Jesus taught, “Do not resist an evil person. If anyone slaps you on the right cheek, turn to them the other cheek also” (Matt 5:39). American Baptist minister and leader in the civil rights movement Martin Luther King said, “Violence begets violence; toughness begets a greater toughness. We must meet the forces of hate with the power of love.” As American priest and author Barbara Brown Taylor points out, the main purpose of turning the other cheek is “to disarm the violence in us”. In following Christ’s example, rather than taking life, we seek to lay down our lives for others in loving service.

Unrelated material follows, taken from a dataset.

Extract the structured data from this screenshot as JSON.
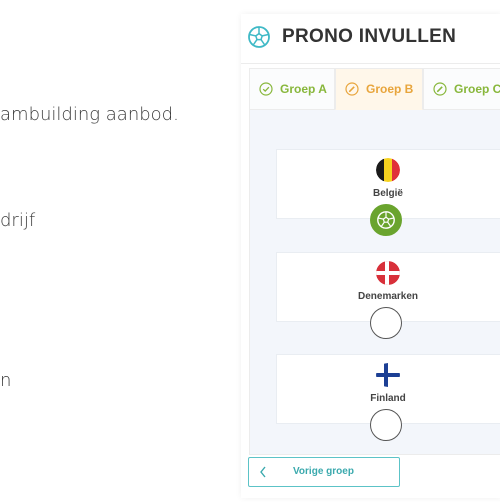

Logan also highlights the importance of hope and forgiveness. The film hints that Xavier’s dementia led to a telepathic seizure that caused the death of a number of mutants in the past. One night while on the run, Xavier, Laura and Logan spend the evening with a family. That night, lying in bed, Professor X says, “This was, without a doubt, the most perfect night I’ve had in a long time.” Then, remembering the tragedy he caused, he says, “I don’t deserve it, do I?”

Xavier’s words reveal his deep sense of shame and regret, and his need for something this world cannot offer. Alongside Logan’s guilt and struggle to connect, it shows these previously heroic figures to be all too flawed and human.

This is a wonderful thing about the gospel: we don’t deserve it. We don’t earn God’s love and forgiveness by working hard or being good, but rather, “it is by grace you have been saved, through faith . . . not by works, so that no one can boast” (Eph 2:8a-9). Philip Yancey describes grace in in the following way:

Grace means there is nothing we can do to make God love us more . . . And grace means there is nothing we can do to make God love us less . . . Grace means that God already loves us as much as an infinite God can possibly love.

This human longing for forgiveness and peace is universal, and as one reviewer writes, Logan is a parable of “the hope that can be found in what we do not deserve.” We are loved and accepted. No matter what path we have walked, no matter what darkness we have encountered, grace and love, forgiveness and hope are available to us because of what God has done through Jesus Christ.